Les spécificités de BREF

Il existe de nombreux programmes de psychoéducation (ProFamille, Léo, etc.). Certains sont destinés directement aux personnes touchées par la maladie, d’autres sont tournés vers la famille et les proches des malades. La spécificité de BREF est « de créer un cocon, en ne recevant qu’une seule famille à la fois lors des ateliers de psychoéducation », souligne Bénédicte Chenu, qui a, de son côté, suivi des ateliers réunissant plusieurs familles. « Or, parler librement de sujets aussi intimes et sensibles en présence d’autres familles inconnues, ce n’est pas toujours facile… », se souvient-elle.
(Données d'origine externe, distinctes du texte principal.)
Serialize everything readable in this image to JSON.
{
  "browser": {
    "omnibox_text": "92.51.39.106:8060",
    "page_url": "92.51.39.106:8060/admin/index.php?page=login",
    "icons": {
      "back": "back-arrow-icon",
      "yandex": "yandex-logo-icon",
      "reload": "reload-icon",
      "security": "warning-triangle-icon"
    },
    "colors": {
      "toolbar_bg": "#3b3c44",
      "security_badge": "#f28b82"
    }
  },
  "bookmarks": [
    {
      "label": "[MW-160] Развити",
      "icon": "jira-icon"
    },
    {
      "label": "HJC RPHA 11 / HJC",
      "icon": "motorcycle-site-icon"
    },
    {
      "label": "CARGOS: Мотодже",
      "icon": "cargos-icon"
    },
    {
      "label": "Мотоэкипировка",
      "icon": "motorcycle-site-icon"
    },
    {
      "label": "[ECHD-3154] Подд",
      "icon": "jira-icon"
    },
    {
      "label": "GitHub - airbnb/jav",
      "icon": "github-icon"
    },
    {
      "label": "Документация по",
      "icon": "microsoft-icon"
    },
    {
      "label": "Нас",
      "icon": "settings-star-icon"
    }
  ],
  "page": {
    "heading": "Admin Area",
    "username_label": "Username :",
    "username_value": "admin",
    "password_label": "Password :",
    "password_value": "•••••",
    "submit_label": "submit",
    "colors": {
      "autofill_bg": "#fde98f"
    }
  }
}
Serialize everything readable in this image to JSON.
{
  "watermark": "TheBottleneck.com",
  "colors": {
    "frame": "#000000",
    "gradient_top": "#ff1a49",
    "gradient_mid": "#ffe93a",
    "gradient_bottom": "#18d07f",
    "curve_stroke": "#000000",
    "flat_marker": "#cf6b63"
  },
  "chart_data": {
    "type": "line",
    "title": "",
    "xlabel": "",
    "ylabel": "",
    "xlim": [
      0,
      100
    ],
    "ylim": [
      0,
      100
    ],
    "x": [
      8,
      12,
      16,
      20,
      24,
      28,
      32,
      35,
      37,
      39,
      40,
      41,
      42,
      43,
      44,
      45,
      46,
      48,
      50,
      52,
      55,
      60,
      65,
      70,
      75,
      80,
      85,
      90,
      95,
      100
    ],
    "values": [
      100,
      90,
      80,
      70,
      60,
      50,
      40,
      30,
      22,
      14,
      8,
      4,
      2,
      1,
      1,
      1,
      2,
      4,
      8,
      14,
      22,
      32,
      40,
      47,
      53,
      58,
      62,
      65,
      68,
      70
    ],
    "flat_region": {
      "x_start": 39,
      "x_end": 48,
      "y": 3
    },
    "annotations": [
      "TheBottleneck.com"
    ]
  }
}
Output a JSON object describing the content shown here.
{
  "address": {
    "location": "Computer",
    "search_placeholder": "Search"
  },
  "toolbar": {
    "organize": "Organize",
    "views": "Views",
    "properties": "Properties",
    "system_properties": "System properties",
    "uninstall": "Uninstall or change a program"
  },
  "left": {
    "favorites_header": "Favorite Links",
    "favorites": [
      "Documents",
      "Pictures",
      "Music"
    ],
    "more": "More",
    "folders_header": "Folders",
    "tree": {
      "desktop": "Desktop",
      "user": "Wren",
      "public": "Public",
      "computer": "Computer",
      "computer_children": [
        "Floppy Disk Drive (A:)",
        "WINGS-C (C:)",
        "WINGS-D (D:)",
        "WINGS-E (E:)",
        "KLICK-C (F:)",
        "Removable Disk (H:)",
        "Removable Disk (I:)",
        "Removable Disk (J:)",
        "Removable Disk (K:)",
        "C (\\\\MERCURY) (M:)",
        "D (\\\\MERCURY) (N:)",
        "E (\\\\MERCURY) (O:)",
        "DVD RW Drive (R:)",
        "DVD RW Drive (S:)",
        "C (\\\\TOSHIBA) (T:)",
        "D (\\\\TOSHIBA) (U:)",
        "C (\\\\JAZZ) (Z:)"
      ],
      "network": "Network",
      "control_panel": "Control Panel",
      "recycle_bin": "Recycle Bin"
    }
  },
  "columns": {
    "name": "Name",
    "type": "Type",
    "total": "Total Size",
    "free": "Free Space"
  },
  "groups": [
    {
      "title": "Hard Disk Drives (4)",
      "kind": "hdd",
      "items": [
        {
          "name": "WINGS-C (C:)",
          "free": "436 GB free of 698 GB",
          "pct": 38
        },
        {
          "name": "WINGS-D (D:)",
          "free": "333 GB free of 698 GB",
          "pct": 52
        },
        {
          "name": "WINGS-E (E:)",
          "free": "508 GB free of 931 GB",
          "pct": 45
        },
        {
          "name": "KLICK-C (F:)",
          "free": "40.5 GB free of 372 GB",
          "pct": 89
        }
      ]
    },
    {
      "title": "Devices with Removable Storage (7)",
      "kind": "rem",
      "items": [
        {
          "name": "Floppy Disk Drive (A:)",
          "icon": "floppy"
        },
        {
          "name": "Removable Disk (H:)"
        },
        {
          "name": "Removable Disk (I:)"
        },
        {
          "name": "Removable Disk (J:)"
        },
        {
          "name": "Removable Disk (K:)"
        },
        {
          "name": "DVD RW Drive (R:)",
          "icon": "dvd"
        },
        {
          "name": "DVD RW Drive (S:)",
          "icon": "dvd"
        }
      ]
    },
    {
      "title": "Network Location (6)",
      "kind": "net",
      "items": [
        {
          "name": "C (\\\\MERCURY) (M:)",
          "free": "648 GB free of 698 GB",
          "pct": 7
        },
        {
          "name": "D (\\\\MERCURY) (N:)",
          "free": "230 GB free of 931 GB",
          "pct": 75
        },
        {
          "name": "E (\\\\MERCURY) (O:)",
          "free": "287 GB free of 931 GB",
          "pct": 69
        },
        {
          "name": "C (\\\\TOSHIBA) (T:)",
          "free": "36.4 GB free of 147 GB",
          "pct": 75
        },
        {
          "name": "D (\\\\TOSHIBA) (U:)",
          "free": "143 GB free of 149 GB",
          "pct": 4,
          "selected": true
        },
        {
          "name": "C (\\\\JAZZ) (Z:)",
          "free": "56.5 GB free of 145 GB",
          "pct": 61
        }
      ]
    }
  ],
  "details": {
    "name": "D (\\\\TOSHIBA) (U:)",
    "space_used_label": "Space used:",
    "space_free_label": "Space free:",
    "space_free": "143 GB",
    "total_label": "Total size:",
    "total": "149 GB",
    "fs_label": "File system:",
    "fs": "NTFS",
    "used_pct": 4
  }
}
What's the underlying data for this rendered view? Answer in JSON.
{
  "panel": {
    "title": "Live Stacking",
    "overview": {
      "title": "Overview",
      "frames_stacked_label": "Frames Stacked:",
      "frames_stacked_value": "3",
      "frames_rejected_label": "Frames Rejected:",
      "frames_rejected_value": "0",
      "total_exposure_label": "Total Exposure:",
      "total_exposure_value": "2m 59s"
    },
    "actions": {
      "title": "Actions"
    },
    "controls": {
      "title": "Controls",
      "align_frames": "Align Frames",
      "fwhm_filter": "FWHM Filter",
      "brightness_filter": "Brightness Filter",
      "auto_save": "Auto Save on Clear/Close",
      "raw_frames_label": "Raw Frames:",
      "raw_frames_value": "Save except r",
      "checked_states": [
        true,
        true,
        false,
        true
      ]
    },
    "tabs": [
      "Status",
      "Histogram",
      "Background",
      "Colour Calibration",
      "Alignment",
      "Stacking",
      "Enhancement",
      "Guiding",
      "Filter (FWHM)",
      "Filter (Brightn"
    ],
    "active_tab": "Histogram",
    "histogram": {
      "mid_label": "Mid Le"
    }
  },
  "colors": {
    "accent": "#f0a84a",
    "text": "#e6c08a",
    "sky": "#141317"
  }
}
L’espace créé par ces ateliers BREF permet de tout dire, poser toutes ses questions, pleurer… et repartir ensuite d’un meilleur pied. Le programme comprend deux séances d’une heure chacune animées par des soignants et une troisième séance coanimée avec un bénévole aidant familial. Une seule famille est reçue en l’absence de son proche concerné. Il est accessible à tous les aidants et peut facilement être mis en œuvre par les établissements de santé, après formation des équipes sur une seule journée. « La force de ce programme est que tout le travail est centré sur la famille dans son fonctionnement et son historique particulier. On ne présente pas toutes les généralités sur la maladie et sa prise en charge à toutes les familles ; on les oriente vers ce qui est le plus adaptée pour elles à l’instant T », développe Christian Rossignol, délégué régional de l’Unafam Ile-de-France. Autre spécificité : BREF accorde de l’importance au suivi dans le temps. « Lors du troisième temps d’échange avec un bénévole de l’Unafam, nous proposons un prolongement à travers des groupes de parole et d’autres ressources. L’idée est que les familles puissent continuer à s’informer et à rencontrer d’autres familles si elles le souhaitent », poursuit le délégué régional. La mutualisation des informations et expériences aide à trouver des ressources pour faire face aux problèmes d’accueil dans les établissements de santé et aux délais de prise en charge, dans le contexte actuel de difficultés d’accès aux soins. En effet, la principale difficulté au moment du diagnostic de maladie psychique, c’est la crainte d’en parler à son entourage, la solitude et la stigmatisation. Même si tout n’est pas résolu en trois séances d’une heure, il est possible d’approfondir ensuite, avec le soutien des bénévoles de l’Unafam.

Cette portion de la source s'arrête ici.